O ministro da Justiça e Segurança Pública, Ricardo Lewandowski, apresentou nesta quinta-feira (8) o seu pedido de demissão ao presidente Luiz Inácio Lula da Silva. O magistrado aposentado do Supremo Tribunal Federal (STF), que assumiu o comando da pasta em fevereiro de 2024, encerra um ciclo de quase dois anos à frente do ministério, justificando que razões de ordem pessoal e familiar motivaram a sua decisão.
De acordo com informações da Agência Brasil, a exoneração, que já era alvo de especulações pela imprensa há algumas semanas, deve ser oficializada na próxima edição do Diário Oficial da União (DOU). Lewandowski cumpriu seu último compromisso público oficial ao lado de Lula durante a manhã, em cerimônia que relembrou os três anos dos atos golpistas de 8 de janeiro. Com a sua saída, o secretário-executivo Manoel Almeida assume a pasta de forma interina.

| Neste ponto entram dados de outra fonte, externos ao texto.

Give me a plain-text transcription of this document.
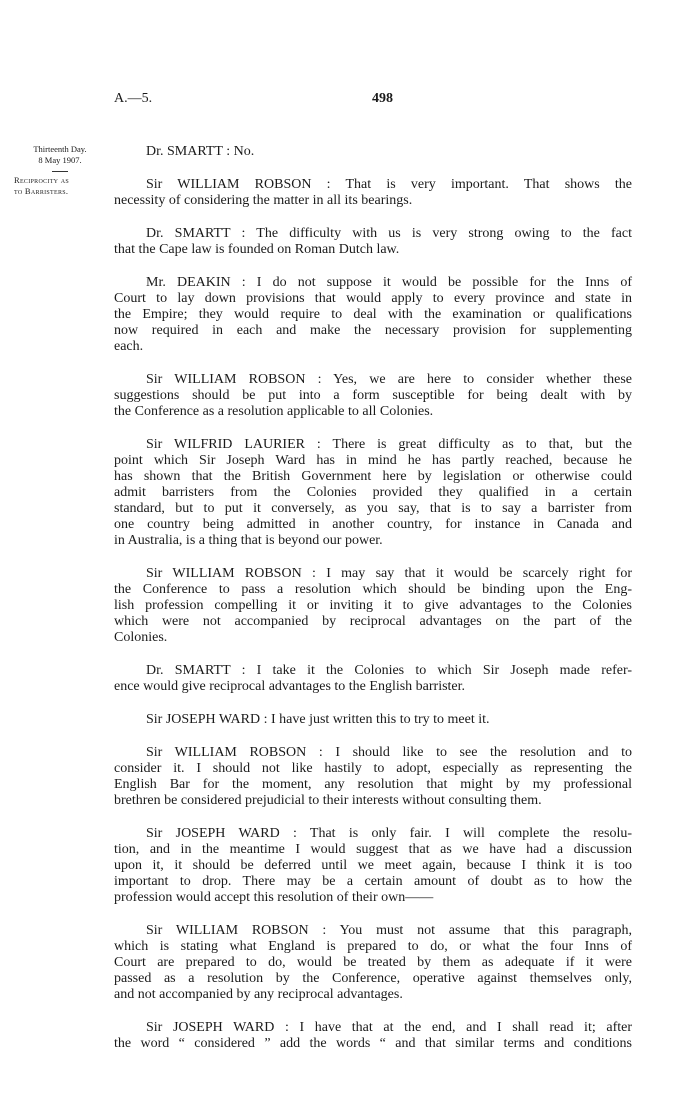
A.—5.	498
Thirteenth Day.
8 May 1907.
Reciprocity as
to Barristers.
Dr. SMARTT : No.
Sir WILLIAM ROBSON : That is very important. That shows the
necessity of considering the matter in all its bearings.
Dr. SMARTT : The difficulty with us is very strong owing to the fact
that the Cape law is founded on Roman Dutch law.
Mr. DEAKIN : I do not suppose it would be possible for the Inns of
Court to lay down provisions that would apply to every province and state in
the Empire; they would require to deal with the examination or qualifications
now required in each and make the necessary provision for supplementing
each.
Sir WILLIAM ROBSON : Yes, we are here to consider whether these
suggestions should be put into a form susceptible for being dealt with by
the Conference as a resolution applicable to all Colonies.
Sir WILFRID LAURIER : There is great difficulty as to that, but the
point which Sir Joseph Ward has in mind he has partly reached, because he
has shown that the British Government here by legislation or otherwise could
admit barristers from the Colonies provided they qualified in a certain
standard, but to put it conversely, as you say, that is to say a barrister from
one country being admitted in another country, for instance in Canada and
in Australia, is a thing that is beyond our power.
Sir WILLIAM ROBSON : I may say that it would be scarcely right for
the Conference to pass a resolution which should be binding upon the Eng-
lish profession compelling it or inviting it to give advantages to the Colonies
which were not accompanied by reciprocal advantages on the part of the
Colonies.
Dr. SMARTT : I take it the Colonies to which Sir Joseph made refer-
ence would give reciprocal advantages to the English barrister.
Sir JOSEPH WARD : I have just written this to try to meet it.
Sir WILLIAM ROBSON : I should like to see the resolution and to
consider it. I should not like hastily to adopt, especially as representing the
English Bar for the moment, any resolution that might by my professional
brethren be considered prejudicial to their interests without consulting them.
Sir JOSEPH WARD : That is only fair. I will complete the resolu-
tion, and in the meantime I would suggest that as we have had a discussion
upon it, it should be deferred until we meet again, because I think it is too
important to drop. There may be a certain amount of doubt as to how the
profession would accept this resolution of their own——
Sir WILLIAM ROBSON : You must not assume that this paragraph,
which is stating what England is prepared to do, or what the four Inns of
Court are prepared to do, would be treated by them as adequate if it were
passed as a resolution by the Conference, operative against themselves only,
and not accompanied by any reciprocal advantages.
Sir JOSEPH WARD : I have that at the end, and I shall read it; after
the word “ considered ” add the words “ and that similar terms and conditions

“Tenho a convicção de que exerci as atribuições do cargo com zelo e dignidade, exigindo de mim e de meus colaboradores o melhor desempenho possível em prol de nossos administrados, consideradas as limitações políticas, conjunturais e orçamentárias das circunstâncias pelas quais passamos”, declarou Lewandowski em sua carta de demissão, na qual também expressou gratidão ao presidente pela oportunidade de retornar ao serviço público após sua aposentadoria no STF. Sob sua gestão estiveram órgãos fundamentais como a Polícia Federal (PF), Polícia Rodoviária Federal (PRF) e o Departamento Penitenciário Nacional (Depen).
Balanço
Em uma segunda carta, desta vez direcionada aos servidores, o ministro realizou um balanço das atividades desenvolvidas durante o período. Um dos pontos destacados por Lewandowski foi o avanço na demarcação de terras indígenas, interrompidas no país desde 2018.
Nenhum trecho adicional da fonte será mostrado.